High Fructose Corn Syrup?

Decorating By Anntee Updated 15 Jun 2009 , 1:13am by costumeczar

Anntee Posted 13 Jun 2009 , 3:55pm
post #1 of 12

Can anyone explain to me what all the hoopla is about high fructose corn syrup? icon_sad.gif

11 replies
CakeForte Posted 13 Jun 2009 , 9:07pm
post #2 of 12

in regards to what? cake? icing? calories?

Anntee Posted 14 Jun 2009 , 2:37pm
post #3 of 12

There have been a number of TV ads implying it's OK to use it. And I've noticed on some products "No Fructose Corn Syrup." ??????

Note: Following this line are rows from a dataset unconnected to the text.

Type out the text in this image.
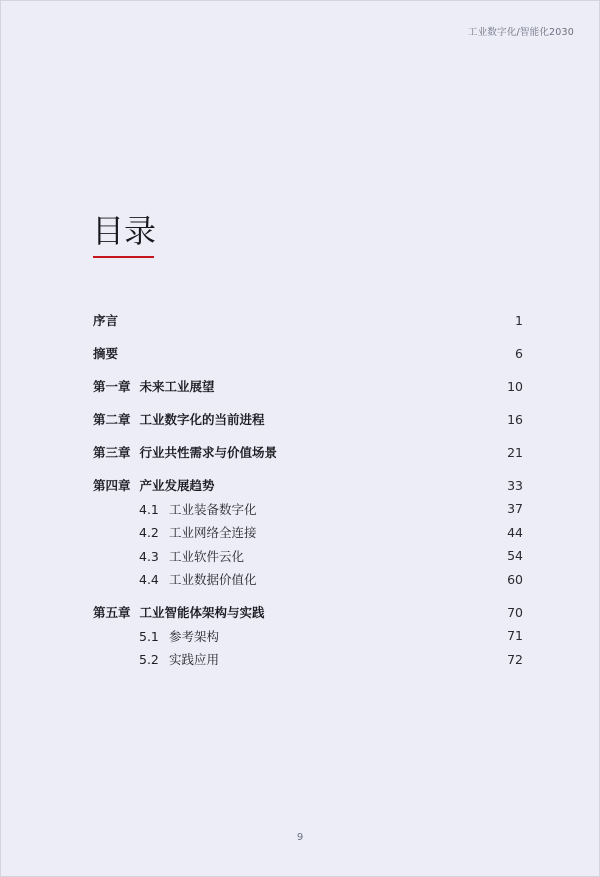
工业数字化/智能化2030
目录
序言	1
摘要	6
第一章 未来工业展望	10
第二章 工业数字化的当前进程	16
第三章 行业共性需求与价值场景	21
第四章 产业发展趋势	33
4.1 工业装备数字化	37
4.2 工业网络全连接	44
4.3 工业软件云化	54
4.4 工业数据价值化	60
第五章 工业智能体架构与实践	70
5.1 参考架构	71
5.2 实践应用	72
9
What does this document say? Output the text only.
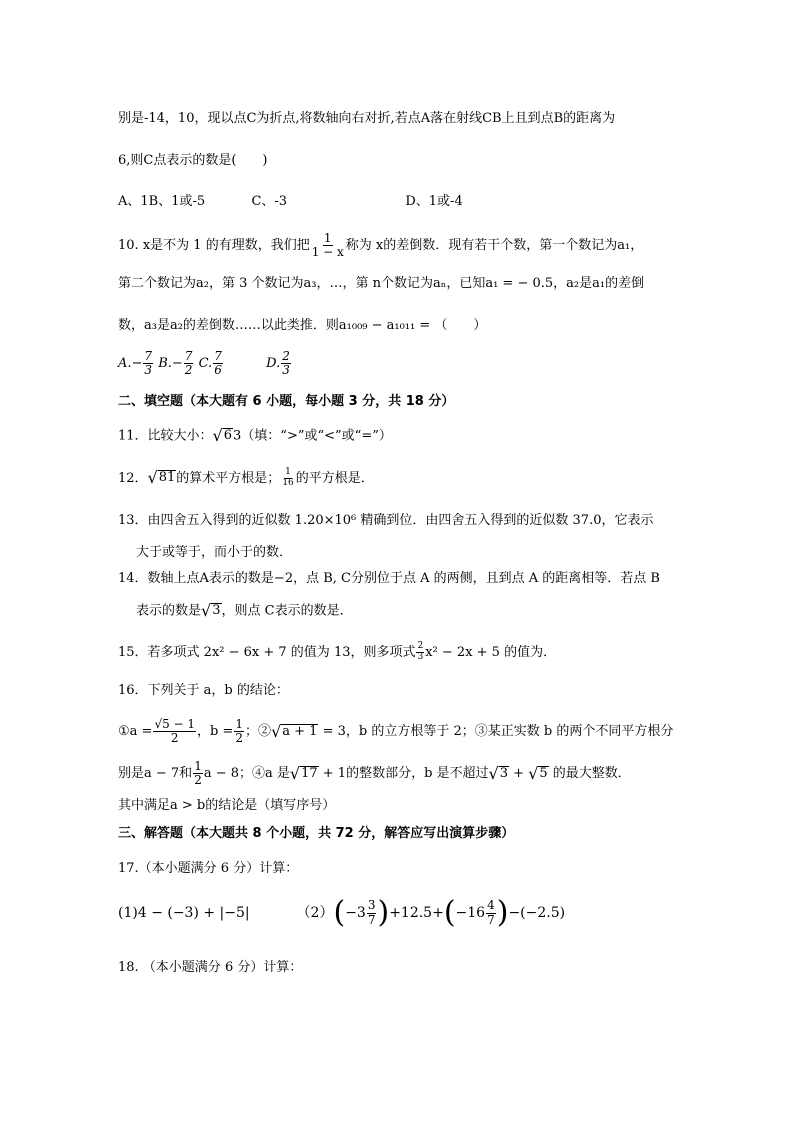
别是-14，10，现以点C为折点,将数轴向右对折,若点A落在射线CB上且到点B的距离为
6,则C点表示的数是(　　)
A、1B、1或-5	C、-3	D、1或-4
10. x是不为 1 的有理数，我们把 $\frac{1}{1 - x}$ 称为 x的差倒数．现有若干个数，第一个数记为a₁，
第二个数记为a₂，第 3 个数记为a₃，…，第 n个数记为aₙ，已知a₁ = − 0.5，a₂是a₁的差倒
数，a₃是a₂的差倒数……以此类推．则a₁₀₀₉ − a₁₀₁₁ = （　　）
$A.- \frac{7}{3} B.- \frac{7}{2} C$. $\frac{7}{6}$	D. $\frac{2}{3}$
二、填空题（本大题有 6 小题，每小题 3 分，共 18 分）
11．比较大小： √ 6 3（填：“>”或“<”或“=”）
12． √ 81 的算术平方根是； $\frac{1}{16}$ 的平方根是．
13．由四舍五入得到的近似数 1.20×10⁶ 精确到位．由四舍五入得到的近似数 37.0，它表示
大于或等于，而小于的数．
14．数轴上点A表示的数是−2，点 B, C分别位于点 A 的两侧，且到点 A 的距离相等．若点 B
表示的数是 √ 3 ，则点 C表示的数是．
15．若多项式 2x² − 6x + 7 的值为 13，则多项式 $\frac{2}{3} x^2 - 2x + 5$ 的值为．
16．下列关于 a，b 的结论：
①a = $\frac{√5 - 1}{2}$ ，$b = \frac{1}{2}$ ；② √ a + 1 = 3，b 的立方根等于 2；③某正实数 b 的两个不同平方根分
别是a − 7和 $\frac{1}{2}$ a − 8；④a 是 √ 17 + 1的整数部分，b 是不超过 √ 3 + √ 5 的最大整数．
其中满足a > b的结论是（填写序号）
三、解答题（本大题共 8 个小题，共 72 分，解答应写出演算步骤）
17.（本小题满分 6 分）计算：
(1)4 − (−3) + |−5|	$(2)(-3 \frac{3}{7} )+12.5+(-16 \frac{4}{7} )-(-2.5)$
18. （本小题满分 6 分）计算：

Anntee Posted 14 Jun 2009 , 2:44pm
post #4 of 12

Never mind - I just googled the subject and find it's just marketing ploys and politics! Nothing wrong with HFCS - aka High Fructose corn syrup. Safe to use according to FDA. icon_smile.gif

Mike1394 Posted 14 Jun 2009 , 3:33pm
post #5 of 12
Quote:
Originally Posted by Anntee

Never mind - I just googled the subject and find it's just marketing ploys and politics! Nothing wrong with HFCS - aka High Fructose corn syrup. Safe to use according to FDA. icon_smile.gif




It's also one of the reasons the US is fat.

Mike

saberger Posted 14 Jun 2009 , 3:40pm
post #6 of 12

The whole thing about HFCS is that it is not in its natural form, so it is harder for the body to process it. Therefore it is unhealthier. As is most of everything else people eat icon_wink.gif

CakeForte Posted 14 Jun 2009 , 8:53pm
post #7 of 12

People are fat because they consume more calories than they use, and think giant portions are better. Not because of one product. A calorie is a calorie is a calorie. If you eat 5000 cals every day, and only use 2000 cals every day.....well you will be gaining weight.

That's another topic though.....

maryjsgirl Posted 14 Jun 2009 , 9:56pm
post #8 of 12
Quote:
Originally Posted by CakeForte

People are fat because they consume more calories than they use, and think giant portions are better. Not because of one product. A calorie is a calorie is a calorie. If you eat 5000 cals every day, and only use 2000 cals every day.....well you will be gaining weight.

That's another topic though.....




Not if you eat low carb.

costumeczar Posted 14 Jun 2009 , 10:52pm
post #9 of 12

The issue is that it's a cheap source of sweetening, so food manufacturers have switched over to using it instead of straight white sugar. Because its cheap, it's easy to slip it into things that really don't need it, so it's become a staple in foods that never had it before, like tomato sauces. It's a hidden source of calories, and it's everywhere.

Sugar is sugar, a calorie of HFCS is the same as a calorie of white sugar. Your body doesn't know the difference. The problem is that we're eating more sweeteners because they're using HFCS more than ever. More calories= more fat, like Mike said.

If you want to read an interesting book about food, get The Omnivore's Dilemma. The first section is about corn and how the U.S. food supply is pretty much hogtied to corn at this point (even if you eat low carb! icon_rolleyes.gif )

Steffen74 Posted 15 Jun 2009 , 12:36am
post #10 of 12

Hm. Seems to me I read in Omnivore's Dilemma (just saw Pollan speak here in KC btw - awesome) that the issue with HFCS is that it doesn't trigger the satiety chemical in your brain so that as you're consuming it your body doesn't take notice of all the calories you've consumed and you don't start to feel full. Which means that you are likely to consume more. Which means that no, it is not the same as sugar at all.

Perhaps that wasn't in OD...could've been in the South Beach books perhaps? Anyone else know what I'm talking about?

Pollan's next book - In Defense of Food - is also a very good read. And a much quicker read that Omnivore's Dilemma, in case you're interested.

Steffen74 Posted 15 Jun 2009 , 12:41am
post #11 of 12

http://www.womentowomen.com/healthyweight/highfructosecornsyrup.aspx

Here's an interesting article on the subject. There are conflicting studies, of course, but it's always smart to look at who funded what study.

costumeczar Posted 15 Jun 2009 , 1:13am
post #12 of 12

I don't remember that (about feeling satiated), but it could be true. I just heard some doctor talking about foods that don't trigger the fuullness response, and the example he used were potato chips. That's why you can eat a whole bag of chips and you don't feel full (well, maybe not the WHOLE bag), but you can eat one orange and not need to eat ten more oranges. There are some foods that don't trigger the feeling of being full, so maybe corn syrup does act like that.